Planning commission discusses undergrounding utilities, triggers and a long-term microgrid conversation
Summary
Commissioners and public speakers discussed options to underground overhead utilities, possible triggers (pole replacement; street paving; sale; maintenance) and longer-term ideas about municipal ownership or microgrids. The commission asked staff to prepare background research and anticipates taking the topic to City Council.
The Ojai Planning Commission on Feb. 5 opened a discussion about undergrounding overhead utilities and related resilience options, including phased undergrounding, triggers for required undergrounding and a possible long-term examination of municipal ownership or microgrids.
Planning staff described current policy: when new construction occurs, the private project must underground service lines on private property to the nearest pole in the public right-of-way; work beyond that pole typically remains overhead. “What it requires is when new new construction comes in … they’re required to underground anything that’s on their private property to the nearest pole off-site,” Lucas, planning staff, told the commission. He said the city sees only a few qualifying new‑construction projects per year.
Commissioners and members of the public said outages caused by downed lines — and the visual effect of poles and wires — are concerns for safety, wildfire risk and community character. Public commenters noted downtown blocks and some neighborhoods already have underground utilities. Several speakers recommended the city identify phased priorities linked to specific triggers: pole replacement, street paving, major maintenance events, and sale or redevelopment of parcels. Staff and the mayor also raised the possibility of larger options such as municipal ownership of distribution lines or neighborhood microgrids, but cautioned that cost, utility agreements and the need for council-level direction make those longer-term ideas complex.
Multiple members of the public urged starting with concrete, near-term triggers to reduce risk from wind, tree strikes and aging infrastructure. Planning staff recommended the commission identify the trigger points and a scope of work to take to City Council; the commission agreed by consensus to ask staff to prepare background research and to bring the topic to a future joint meeting with council. Commissioner Robert (first name provided in transcript) volunteered to take initial responsibility for researching cost estimates and neighbor-city examples.

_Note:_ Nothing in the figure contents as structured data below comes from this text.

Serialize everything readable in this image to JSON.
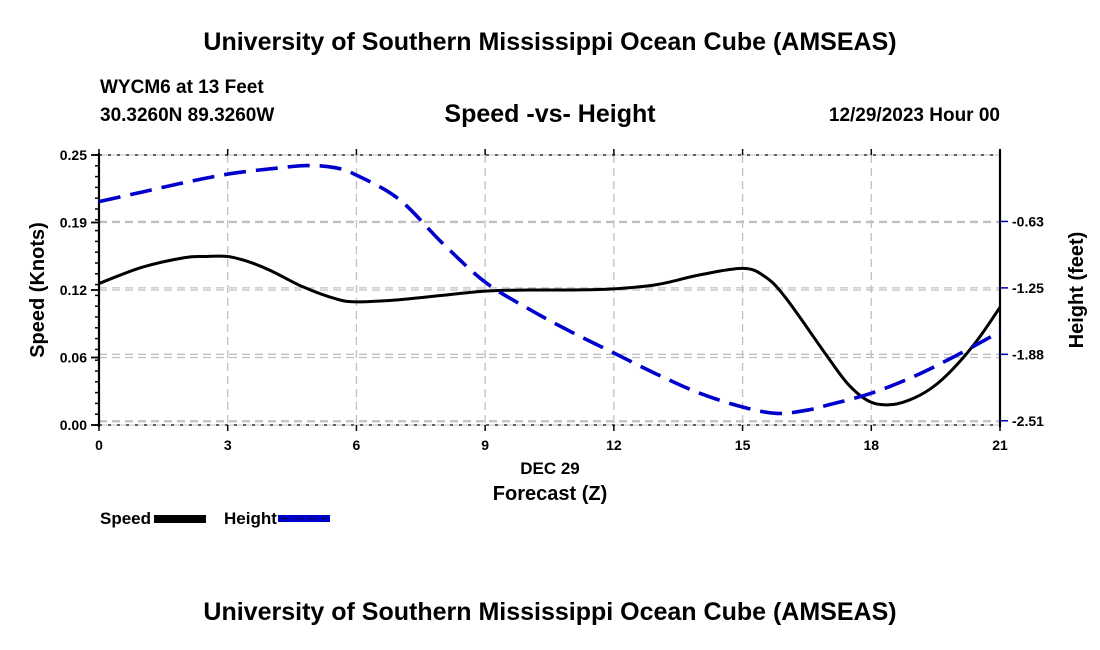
{
  "header": {
    "main_title": "University of Southern Mississippi Ocean Cube (AMSEAS)",
    "station_label": "WYCM6 at 13 Feet",
    "coordinates": "30.3260N  89.3260W",
    "datetime": "12/29/2023 Hour 00"
  },
  "footer": {
    "title": "University of Southern Mississippi Ocean Cube (AMSEAS)"
  },
  "legend": {
    "items": [
      {
        "label": "Speed",
        "color": "#000000",
        "style": "solid"
      },
      {
        "label": "Height",
        "color": "#0000cc",
        "style": "dashed"
      }
    ]
  },
  "chart_data": {
    "type": "line",
    "title": "Speed -vs- Height",
    "xlabel": "Forecast (Z)",
    "xlabel_date": "DEC 29",
    "ylabel": "Speed (Knots)",
    "y2label": "Height (feet)",
    "xlim": [
      0,
      21
    ],
    "ylim": [
      0,
      0.25
    ],
    "y2lim": [
      -2.55,
      0.0
    ],
    "x_ticks": [
      0,
      3,
      6,
      9,
      12,
      15,
      18,
      21
    ],
    "y_ticks": [
      "0.00",
      "0.06",
      "0.12",
      "0.19",
      "0.25"
    ],
    "y_tick_values": [
      0.0,
      0.0625,
      0.125,
      0.1875,
      0.25
    ],
    "y2_ticks": [
      "-0.63",
      "-1.25",
      "-1.88",
      "-2.51"
    ],
    "y2_tick_values": [
      -0.6275,
      -1.255,
      -1.8825,
      -2.51
    ],
    "grid": true,
    "legend_position": "bottom-left",
    "series": [
      {
        "name": "Speed",
        "axis": "left",
        "color": "#000000",
        "style": "solid",
        "x": [
          0,
          1,
          2,
          2.5,
          3,
          3.5,
          4,
          4.75,
          5.5,
          6,
          7,
          8,
          9,
          10,
          11,
          12,
          13,
          14,
          15,
          15.5,
          16,
          17,
          17.5,
          18,
          18.5,
          19,
          19.5,
          20,
          20.5,
          21
        ],
        "values": [
          0.131,
          0.146,
          0.155,
          0.156,
          0.156,
          0.151,
          0.143,
          0.128,
          0.117,
          0.114,
          0.116,
          0.12,
          0.124,
          0.125,
          0.125,
          0.126,
          0.13,
          0.139,
          0.145,
          0.138,
          0.118,
          0.062,
          0.036,
          0.021,
          0.019,
          0.025,
          0.037,
          0.056,
          0.08,
          0.109
        ]
      },
      {
        "name": "Height",
        "axis": "right",
        "color": "#0000cc",
        "style": "dashed",
        "x": [
          0,
          1,
          2,
          3,
          4,
          4.85,
          5.5,
          6,
          7,
          8,
          9,
          10,
          11,
          12,
          13,
          14,
          15,
          15.8,
          16.5,
          17,
          18,
          19,
          20,
          21
        ],
        "values": [
          -0.44,
          -0.35,
          -0.26,
          -0.18,
          -0.13,
          -0.1,
          -0.12,
          -0.19,
          -0.42,
          -0.83,
          -1.2,
          -1.45,
          -1.67,
          -1.87,
          -2.07,
          -2.25,
          -2.38,
          -2.44,
          -2.41,
          -2.36,
          -2.25,
          -2.09,
          -1.89,
          -1.67
        ]
      }
    ]
  }
}
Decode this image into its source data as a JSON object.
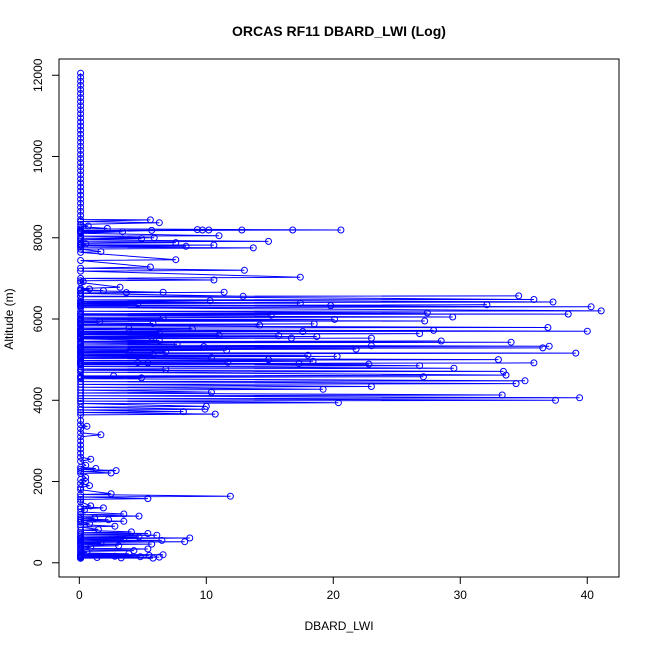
{
  "chart_data": {
    "type": "line",
    "title": "ORCAS RF11 DBARD_LWI (Log)",
    "xlabel": "DBARD_LWI",
    "ylabel": "Altitude (m)",
    "xlim": [
      -1.6,
      42.5
    ],
    "ylim": [
      -350,
      12400
    ],
    "x_ticks": [
      0,
      10,
      20,
      30,
      40
    ],
    "y_ticks": [
      0,
      2000,
      4000,
      6000,
      8000,
      10000,
      12000
    ],
    "grid": false,
    "legend": "none",
    "series_color": "#0000ff",
    "points": [
      [
        0.1,
        12050
      ],
      [
        0.1,
        11950
      ],
      [
        0.1,
        11850
      ],
      [
        0.1,
        11750
      ],
      [
        0.1,
        11650
      ],
      [
        0.1,
        11550
      ],
      [
        0.1,
        11450
      ],
      [
        0.1,
        11350
      ],
      [
        0.1,
        11250
      ],
      [
        0.1,
        11150
      ],
      [
        0.1,
        11050
      ],
      [
        0.1,
        10950
      ],
      [
        0.1,
        10850
      ],
      [
        0.1,
        10750
      ],
      [
        0.1,
        10650
      ],
      [
        0.1,
        10550
      ],
      [
        0.1,
        10450
      ],
      [
        0.1,
        10350
      ],
      [
        0.1,
        10250
      ],
      [
        0.1,
        10150
      ],
      [
        0.1,
        10050
      ],
      [
        0.1,
        9950
      ],
      [
        0.1,
        9850
      ],
      [
        0.1,
        9750
      ],
      [
        0.1,
        9650
      ],
      [
        0.1,
        9550
      ],
      [
        0.1,
        9450
      ],
      [
        0.1,
        9350
      ],
      [
        0.1,
        9250
      ],
      [
        0.1,
        9150
      ],
      [
        0.1,
        9050
      ],
      [
        0.1,
        8950
      ],
      [
        0.1,
        8850
      ],
      [
        0.1,
        8750
      ],
      [
        0.1,
        8650
      ],
      [
        0.1,
        8550
      ],
      [
        0.1,
        8450
      ],
      [
        5.6,
        8440
      ],
      [
        0.1,
        8400
      ],
      [
        6.3,
        8370
      ],
      [
        0.1,
        8330
      ],
      [
        0.7,
        8290
      ],
      [
        0.1,
        8270
      ],
      [
        2.2,
        8230
      ],
      [
        0.1,
        8220
      ],
      [
        20.6,
        8190
      ],
      [
        0.1,
        8180
      ],
      [
        16.8,
        8190
      ],
      [
        0.1,
        8170
      ],
      [
        12.8,
        8190
      ],
      [
        0.1,
        8160
      ],
      [
        10.2,
        8190
      ],
      [
        0.1,
        8160
      ],
      [
        9.7,
        8190
      ],
      [
        0.1,
        8150
      ],
      [
        9.3,
        8200
      ],
      [
        0.1,
        8140
      ],
      [
        5.7,
        8180
      ],
      [
        0.1,
        8130
      ],
      [
        3.4,
        8150
      ],
      [
        0.1,
        8110
      ],
      [
        11.0,
        8050
      ],
      [
        0.1,
        8040
      ],
      [
        5.9,
        8000
      ],
      [
        0.1,
        7990
      ],
      [
        4.9,
        7980
      ],
      [
        0.1,
        7950
      ],
      [
        14.9,
        7910
      ],
      [
        0.1,
        7900
      ],
      [
        7.6,
        7880
      ],
      [
        0.1,
        7860
      ],
      [
        0.5,
        7850
      ],
      [
        0.1,
        7830
      ],
      [
        10.6,
        7820
      ],
      [
        0.1,
        7810
      ],
      [
        8.4,
        7790
      ],
      [
        0.1,
        7770
      ],
      [
        13.7,
        7750
      ],
      [
        0.1,
        7720
      ],
      [
        1.7,
        7660
      ],
      [
        0.1,
        7640
      ],
      [
        7.6,
        7460
      ],
      [
        0.1,
        7440
      ],
      [
        5.6,
        7280
      ],
      [
        0.1,
        7250
      ],
      [
        13.0,
        7200
      ],
      [
        0.1,
        7180
      ],
      [
        17.4,
        7030
      ],
      [
        0.1,
        7000
      ],
      [
        10.6,
        6960
      ],
      [
        0.1,
        6940
      ],
      [
        0.3,
        6920
      ],
      [
        0.1,
        6900
      ],
      [
        3.2,
        6780
      ],
      [
        0.1,
        6750
      ],
      [
        0.8,
        6740
      ],
      [
        0.1,
        6720
      ],
      [
        1.9,
        6700
      ],
      [
        0.1,
        6700
      ],
      [
        6.6,
        6660
      ],
      [
        0.1,
        6640
      ],
      [
        11.4,
        6660
      ],
      [
        0.1,
        6640
      ],
      [
        3.7,
        6650
      ],
      [
        0.1,
        6630
      ],
      [
        12.9,
        6560
      ],
      [
        0.1,
        6550
      ],
      [
        34.6,
        6570
      ],
      [
        0.1,
        6560
      ],
      [
        35.8,
        6480
      ],
      [
        0.1,
        6470
      ],
      [
        37.3,
        6420
      ],
      [
        0.1,
        6400
      ],
      [
        10.3,
        6450
      ],
      [
        0.1,
        6430
      ],
      [
        17.4,
        6390
      ],
      [
        0.1,
        6380
      ],
      [
        4.6,
        6370
      ],
      [
        0.1,
        6350
      ],
      [
        19.8,
        6330
      ],
      [
        0.1,
        6310
      ],
      [
        32.1,
        6350
      ],
      [
        0.1,
        6330
      ],
      [
        40.3,
        6300
      ],
      [
        0.1,
        6280
      ],
      [
        41.1,
        6200
      ],
      [
        0.1,
        6190
      ],
      [
        27.4,
        6150
      ],
      [
        0.1,
        6130
      ],
      [
        38.5,
        6120
      ],
      [
        0.1,
        6110
      ],
      [
        15.1,
        6100
      ],
      [
        0.1,
        6080
      ],
      [
        29.4,
        6050
      ],
      [
        0.1,
        6030
      ],
      [
        6.6,
        6020
      ],
      [
        0.1,
        6000
      ],
      [
        20.1,
        5990
      ],
      [
        0.1,
        5970
      ],
      [
        27.2,
        5950
      ],
      [
        0.1,
        5940
      ],
      [
        1.6,
        5930
      ],
      [
        0.1,
        5910
      ],
      [
        5.8,
        5890
      ],
      [
        0.1,
        5870
      ],
      [
        18.5,
        5880
      ],
      [
        0.1,
        5860
      ],
      [
        14.2,
        5850
      ],
      [
        0.1,
        5830
      ],
      [
        36.9,
        5790
      ],
      [
        0.1,
        5780
      ],
      [
        3.9,
        5770
      ],
      [
        0.1,
        5750
      ],
      [
        8.9,
        5760
      ],
      [
        0.1,
        5740
      ],
      [
        40.0,
        5700
      ],
      [
        0.1,
        5690
      ],
      [
        27.9,
        5720
      ],
      [
        0.1,
        5700
      ],
      [
        17.6,
        5690
      ],
      [
        0.1,
        5670
      ],
      [
        6.3,
        5660
      ],
      [
        0.1,
        5640
      ],
      [
        26.8,
        5640
      ],
      [
        0.1,
        5620
      ],
      [
        11.0,
        5600
      ],
      [
        0.1,
        5580
      ],
      [
        15.7,
        5590
      ],
      [
        0.1,
        5570
      ],
      [
        18.7,
        5570
      ],
      [
        0.1,
        5550
      ],
      [
        5.7,
        5550
      ],
      [
        0.1,
        5530
      ],
      [
        16.7,
        5530
      ],
      [
        0.1,
        5510
      ],
      [
        23.0,
        5530
      ],
      [
        0.1,
        5510
      ],
      [
        6.3,
        5470
      ],
      [
        0.1,
        5450
      ],
      [
        28.5,
        5460
      ],
      [
        0.1,
        5440
      ],
      [
        34.0,
        5430
      ],
      [
        0.1,
        5410
      ],
      [
        7.7,
        5380
      ],
      [
        0.1,
        5360
      ],
      [
        37.0,
        5330
      ],
      [
        0.1,
        5310
      ],
      [
        23.0,
        5340
      ],
      [
        0.1,
        5320
      ],
      [
        9.8,
        5320
      ],
      [
        0.1,
        5300
      ],
      [
        36.5,
        5290
      ],
      [
        0.1,
        5270
      ],
      [
        21.8,
        5260
      ],
      [
        0.1,
        5240
      ],
      [
        11.6,
        5230
      ],
      [
        0.1,
        5210
      ],
      [
        3.9,
        5200
      ],
      [
        0.1,
        5180
      ],
      [
        6.8,
        5190
      ],
      [
        0.1,
        5170
      ],
      [
        39.1,
        5160
      ],
      [
        0.1,
        5140
      ],
      [
        5.8,
        5130
      ],
      [
        0.1,
        5110
      ],
      [
        18.0,
        5110
      ],
      [
        0.1,
        5090
      ],
      [
        20.3,
        5080
      ],
      [
        0.1,
        5060
      ],
      [
        10.4,
        5050
      ],
      [
        0.1,
        5030
      ],
      [
        33.0,
        5000
      ],
      [
        0.1,
        4980
      ],
      [
        14.9,
        5000
      ],
      [
        0.1,
        4980
      ],
      [
        18.4,
        4960
      ],
      [
        0.1,
        4940
      ],
      [
        11.7,
        4940
      ],
      [
        0.1,
        4920
      ],
      [
        5.4,
        4920
      ],
      [
        0.1,
        4900
      ],
      [
        35.8,
        4920
      ],
      [
        0.1,
        4900
      ],
      [
        17.3,
        4900
      ],
      [
        0.1,
        4880
      ],
      [
        22.8,
        4890
      ],
      [
        0.1,
        4870
      ],
      [
        4.6,
        4930
      ],
      [
        0.1,
        4910
      ],
      [
        26.8,
        4850
      ],
      [
        0.1,
        4830
      ],
      [
        29.5,
        4790
      ],
      [
        0.1,
        4770
      ],
      [
        6.8,
        4760
      ],
      [
        0.1,
        4740
      ],
      [
        33.4,
        4710
      ],
      [
        0.1,
        4690
      ],
      [
        33.6,
        4620
      ],
      [
        0.1,
        4600
      ],
      [
        2.7,
        4600
      ],
      [
        0.1,
        4580
      ],
      [
        27.1,
        4580
      ],
      [
        0.1,
        4560
      ],
      [
        4.9,
        4550
      ],
      [
        0.1,
        4530
      ],
      [
        35.1,
        4480
      ],
      [
        0.1,
        4460
      ],
      [
        34.4,
        4410
      ],
      [
        0.1,
        4390
      ],
      [
        23.0,
        4340
      ],
      [
        0.1,
        4320
      ],
      [
        19.2,
        4270
      ],
      [
        0.1,
        4250
      ],
      [
        10.4,
        4200
      ],
      [
        0.1,
        4180
      ],
      [
        33.3,
        4130
      ],
      [
        0.1,
        4110
      ],
      [
        39.4,
        4060
      ],
      [
        0.1,
        4040
      ],
      [
        37.5,
        4000
      ],
      [
        0.1,
        3980
      ],
      [
        20.4,
        3940
      ],
      [
        0.1,
        3920
      ],
      [
        10.0,
        3850
      ],
      [
        0.1,
        3830
      ],
      [
        9.9,
        3780
      ],
      [
        0.1,
        3760
      ],
      [
        8.2,
        3720
      ],
      [
        0.1,
        3700
      ],
      [
        10.7,
        3660
      ],
      [
        0.1,
        3640
      ],
      [
        0.1,
        3500
      ],
      [
        0.1,
        3400
      ],
      [
        0.6,
        3360
      ],
      [
        0.1,
        3300
      ],
      [
        0.1,
        3200
      ],
      [
        1.7,
        3150
      ],
      [
        0.1,
        3100
      ],
      [
        0.1,
        3000
      ],
      [
        0.1,
        2900
      ],
      [
        0.1,
        2800
      ],
      [
        0.1,
        2700
      ],
      [
        0.1,
        2600
      ],
      [
        0.9,
        2550
      ],
      [
        0.1,
        2500
      ],
      [
        0.5,
        2400
      ],
      [
        0.1,
        2350
      ],
      [
        1.3,
        2320
      ],
      [
        0.1,
        2300
      ],
      [
        2.9,
        2270
      ],
      [
        0.1,
        2250
      ],
      [
        2.5,
        2210
      ],
      [
        0.1,
        2200
      ],
      [
        0.5,
        2100
      ],
      [
        0.1,
        2050
      ],
      [
        0.5,
        2000
      ],
      [
        0.1,
        1950
      ],
      [
        0.8,
        1900
      ],
      [
        0.1,
        1850
      ],
      [
        0.1,
        1800
      ],
      [
        2.5,
        1700
      ],
      [
        0.1,
        1680
      ],
      [
        11.9,
        1640
      ],
      [
        0.1,
        1620
      ],
      [
        5.4,
        1580
      ],
      [
        0.1,
        1560
      ],
      [
        0.1,
        1500
      ],
      [
        0.9,
        1400
      ],
      [
        0.1,
        1380
      ],
      [
        1.9,
        1350
      ],
      [
        0.1,
        1330
      ],
      [
        0.4,
        1300
      ],
      [
        0.1,
        1250
      ],
      [
        3.5,
        1200
      ],
      [
        0.1,
        1180
      ],
      [
        4.7,
        1150
      ],
      [
        0.1,
        1130
      ],
      [
        1.2,
        1100
      ],
      [
        0.1,
        1080
      ],
      [
        2.3,
        1060
      ],
      [
        0.1,
        1040
      ],
      [
        3.5,
        1020
      ],
      [
        0.1,
        1000
      ],
      [
        0.8,
        960
      ],
      [
        0.1,
        940
      ],
      [
        2.8,
        900
      ],
      [
        0.1,
        880
      ],
      [
        1.5,
        820
      ],
      [
        0.1,
        800
      ],
      [
        4.1,
        760
      ],
      [
        0.1,
        740
      ],
      [
        5.4,
        720
      ],
      [
        0.1,
        700
      ],
      [
        6.1,
        680
      ],
      [
        0.1,
        660
      ],
      [
        4.7,
        640
      ],
      [
        0.1,
        620
      ],
      [
        8.7,
        610
      ],
      [
        0.1,
        590
      ],
      [
        3.5,
        580
      ],
      [
        0.1,
        560
      ],
      [
        6.5,
        550
      ],
      [
        0.1,
        530
      ],
      [
        8.3,
        520
      ],
      [
        0.1,
        500
      ],
      [
        1.7,
        490
      ],
      [
        0.1,
        470
      ],
      [
        5.7,
        460
      ],
      [
        0.1,
        440
      ],
      [
        3.1,
        420
      ],
      [
        0.1,
        400
      ],
      [
        0.9,
        380
      ],
      [
        0.1,
        360
      ],
      [
        5.4,
        340
      ],
      [
        0.1,
        320
      ],
      [
        4.3,
        300
      ],
      [
        0.1,
        280
      ],
      [
        0.6,
        260
      ],
      [
        0.1,
        240
      ],
      [
        3.9,
        220
      ],
      [
        0.1,
        210
      ],
      [
        6.6,
        200
      ],
      [
        0.1,
        190
      ],
      [
        5.5,
        180
      ],
      [
        0.1,
        170
      ],
      [
        2.8,
        160
      ],
      [
        0.1,
        155
      ],
      [
        4.8,
        150
      ],
      [
        0.1,
        145
      ],
      [
        6.3,
        140
      ],
      [
        0.1,
        135
      ],
      [
        1.4,
        130
      ],
      [
        0.1,
        125
      ],
      [
        3.3,
        120
      ],
      [
        0.1,
        118
      ],
      [
        5.8,
        115
      ],
      [
        0.1,
        112
      ],
      [
        0.1,
        110
      ]
    ]
  }
}
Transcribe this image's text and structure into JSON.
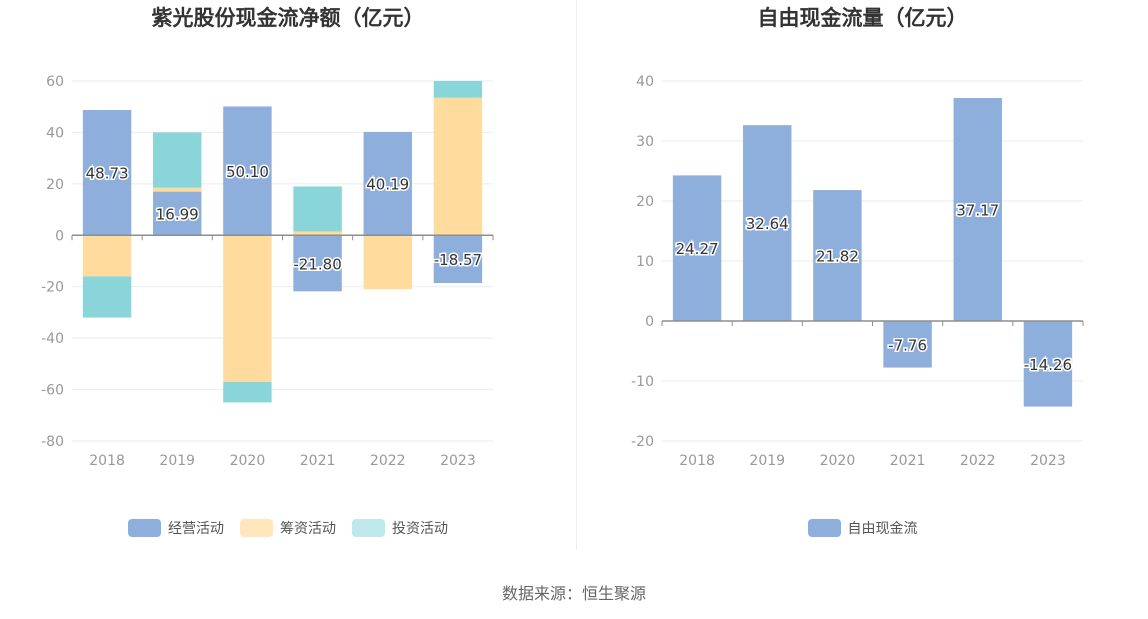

Speakers recommended that staff gather: (1) a map of where utilities are already underground; (2) examples of trigger-based programs used by other California cities; (3) initial cost estimates per linear foot for undergrounding from both Southern California Edison and qualified local contractors; and (4) case studies of municipal-utility or microgrid transitions elsewhere. Planning staff said they would reach out to planning colleagues in other cities and return with research for the commission’s subcommittee and future council discussion.
The commission indicated a short-term priority on public-safety and maintenance triggers (pole replacement, major street repaving and responses to repeated outages) and a longer-term interest in studying phased undergrounding as part of a resilience strategy.